Prodi had summoned 20 or so scientists to his Fabbrica, a think-tank housed in Bologna where he has been developing his government platform.

The short answer came fast: “We would double the number of researchers.” Italy's research force is currently half the size of comparably large, rich countries. The longer answer comprised a ten-page document published last December, which lists the many problems with Italy's underperforming research sector, and how they might be tackled. The bottom line: too much bureaucratic incompetence and an unreasonable demand for immediate returns, as well as too little money and meritocracy.

The conclusions won't surprise most Italian scientists. “Physicists have developed a theory for chaos, but Italy is now running an experiment in chaos,” comments Carlo Rubbia, a 1984 physics Nobel laureate and, until last year, president of the Italian energy and environmental agency ENEA.

But the document proposes how to bring order. Its concerns and recommendations are now feeding back into detailed action plans for a government science programme that can be agreed by all nine parties of Prodi's centre-left Olive Tree coalition.

Mathematician Luciano Modica is a former head of the Conference of Italian University Rectors (an association of university chiefs), and now a member of Prodi's union. He says, for example, that the document's proposal for an independent authority to evaluate research done in all publicly funded research institutes and universities is now a central concept in the proposed government programme. “It would eliminate the unfair and inefficient elements in the Italian academic system,” he says.

The situation wasn’t good before, but the Berlusconi government made it much worse.

The scientists summoned by Prodi, none of whom is affiliated to a political party, argue that the problems have been there for decades, but have worsened in the past four years of Silvio Berlusconi's rule. The government has reduced Italy's scarce science funds for basic research, they say, and oriented the sector to applied research. Berlusconi's centre-right coalition has not issued formal statements about science in the run up to the elections next month, but sources close to Berlusconi indicate a continuation of this philosophy.

Uphill struggle

“The situation wasn't good before, but the Berlusconi government made it much worse,” says Giorgio Parisi, a theoretical physicist at the University of Rome, ‘La Sapienza’. “Perhaps the worst thing that has happened has been damage to the research agencies,” adds Massimo Inguscio, an atomic physicist at the University of Florence.
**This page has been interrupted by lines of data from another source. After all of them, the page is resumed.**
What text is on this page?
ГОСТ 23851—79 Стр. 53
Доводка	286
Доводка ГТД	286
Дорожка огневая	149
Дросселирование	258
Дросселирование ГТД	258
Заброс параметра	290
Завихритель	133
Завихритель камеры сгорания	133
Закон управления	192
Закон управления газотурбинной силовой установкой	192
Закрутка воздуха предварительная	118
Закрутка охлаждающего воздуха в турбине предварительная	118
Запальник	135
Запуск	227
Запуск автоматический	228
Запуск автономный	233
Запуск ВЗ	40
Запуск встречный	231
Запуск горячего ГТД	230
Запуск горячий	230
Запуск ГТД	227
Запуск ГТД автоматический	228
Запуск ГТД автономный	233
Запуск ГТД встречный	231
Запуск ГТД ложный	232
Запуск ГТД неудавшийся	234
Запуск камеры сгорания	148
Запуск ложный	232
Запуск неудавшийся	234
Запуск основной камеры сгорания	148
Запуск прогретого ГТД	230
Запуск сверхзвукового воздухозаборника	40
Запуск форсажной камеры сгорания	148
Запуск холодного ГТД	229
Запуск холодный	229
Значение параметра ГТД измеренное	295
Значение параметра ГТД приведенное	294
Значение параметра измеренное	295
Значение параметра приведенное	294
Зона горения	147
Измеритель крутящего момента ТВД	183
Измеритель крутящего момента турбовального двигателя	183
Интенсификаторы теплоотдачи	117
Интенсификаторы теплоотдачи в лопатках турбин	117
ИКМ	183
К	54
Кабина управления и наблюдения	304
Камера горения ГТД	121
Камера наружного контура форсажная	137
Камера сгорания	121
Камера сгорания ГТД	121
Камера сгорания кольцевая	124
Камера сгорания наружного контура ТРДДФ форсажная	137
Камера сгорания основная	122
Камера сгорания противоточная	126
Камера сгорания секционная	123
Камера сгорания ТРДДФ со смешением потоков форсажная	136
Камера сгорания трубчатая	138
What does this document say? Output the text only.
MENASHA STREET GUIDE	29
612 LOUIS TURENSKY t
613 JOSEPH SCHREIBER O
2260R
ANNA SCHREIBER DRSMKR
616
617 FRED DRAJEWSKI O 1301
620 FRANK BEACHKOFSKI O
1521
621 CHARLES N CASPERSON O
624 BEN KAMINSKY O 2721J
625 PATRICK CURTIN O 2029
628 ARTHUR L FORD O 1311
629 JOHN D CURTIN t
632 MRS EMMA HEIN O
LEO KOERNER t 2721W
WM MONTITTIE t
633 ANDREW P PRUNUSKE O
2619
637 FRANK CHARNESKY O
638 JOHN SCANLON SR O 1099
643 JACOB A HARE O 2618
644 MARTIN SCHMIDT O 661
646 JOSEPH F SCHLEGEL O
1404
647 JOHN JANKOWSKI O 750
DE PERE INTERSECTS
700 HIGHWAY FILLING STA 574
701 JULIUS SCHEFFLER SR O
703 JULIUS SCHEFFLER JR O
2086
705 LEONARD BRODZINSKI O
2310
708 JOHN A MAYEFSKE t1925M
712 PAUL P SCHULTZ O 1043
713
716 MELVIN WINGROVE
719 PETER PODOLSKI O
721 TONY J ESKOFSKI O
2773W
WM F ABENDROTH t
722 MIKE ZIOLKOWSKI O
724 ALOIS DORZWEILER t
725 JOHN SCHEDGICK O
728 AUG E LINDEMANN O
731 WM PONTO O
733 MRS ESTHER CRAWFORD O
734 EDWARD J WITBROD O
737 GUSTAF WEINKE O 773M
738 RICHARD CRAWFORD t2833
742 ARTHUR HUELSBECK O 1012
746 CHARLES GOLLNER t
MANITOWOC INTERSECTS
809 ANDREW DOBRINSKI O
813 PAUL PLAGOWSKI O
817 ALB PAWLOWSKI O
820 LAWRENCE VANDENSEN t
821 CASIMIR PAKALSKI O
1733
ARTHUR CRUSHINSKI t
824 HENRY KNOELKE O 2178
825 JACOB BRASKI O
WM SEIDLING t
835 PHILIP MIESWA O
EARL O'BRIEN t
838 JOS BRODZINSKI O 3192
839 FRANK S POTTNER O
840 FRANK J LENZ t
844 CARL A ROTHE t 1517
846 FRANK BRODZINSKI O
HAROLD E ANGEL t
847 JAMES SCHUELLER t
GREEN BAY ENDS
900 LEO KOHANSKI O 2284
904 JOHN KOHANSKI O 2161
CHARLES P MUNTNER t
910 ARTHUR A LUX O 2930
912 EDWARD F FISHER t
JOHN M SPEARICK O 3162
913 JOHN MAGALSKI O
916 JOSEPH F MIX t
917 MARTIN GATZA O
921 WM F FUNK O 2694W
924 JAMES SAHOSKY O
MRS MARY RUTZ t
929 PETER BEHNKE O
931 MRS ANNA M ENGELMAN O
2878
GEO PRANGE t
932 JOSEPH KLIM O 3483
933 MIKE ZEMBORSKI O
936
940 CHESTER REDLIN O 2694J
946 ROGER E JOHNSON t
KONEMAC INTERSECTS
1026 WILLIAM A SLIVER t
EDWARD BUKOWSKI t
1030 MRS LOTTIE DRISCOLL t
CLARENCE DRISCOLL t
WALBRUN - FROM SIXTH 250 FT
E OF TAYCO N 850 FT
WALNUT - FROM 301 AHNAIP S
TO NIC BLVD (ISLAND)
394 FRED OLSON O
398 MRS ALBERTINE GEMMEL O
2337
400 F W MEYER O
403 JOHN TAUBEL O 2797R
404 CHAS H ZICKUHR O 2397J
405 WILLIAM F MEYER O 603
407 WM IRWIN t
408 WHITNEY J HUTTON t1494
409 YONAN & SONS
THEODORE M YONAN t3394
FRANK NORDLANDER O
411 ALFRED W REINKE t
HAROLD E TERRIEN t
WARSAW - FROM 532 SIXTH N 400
He says a series of much needed but failed reorganization attempts over the past decade have left agencies like the National Research Council (CNR) and the National Institute for the Physics of Matter with unclear sets of rules, imposing a culture of extreme uncertainty, “which is not supportive of free research”.

Others have openly criticized Berlusconi's set of politically appointed agency heads as scientific lightweights, who lack the charisma needed to defend the Italian tradition of research (see ‘Careless with the truth’).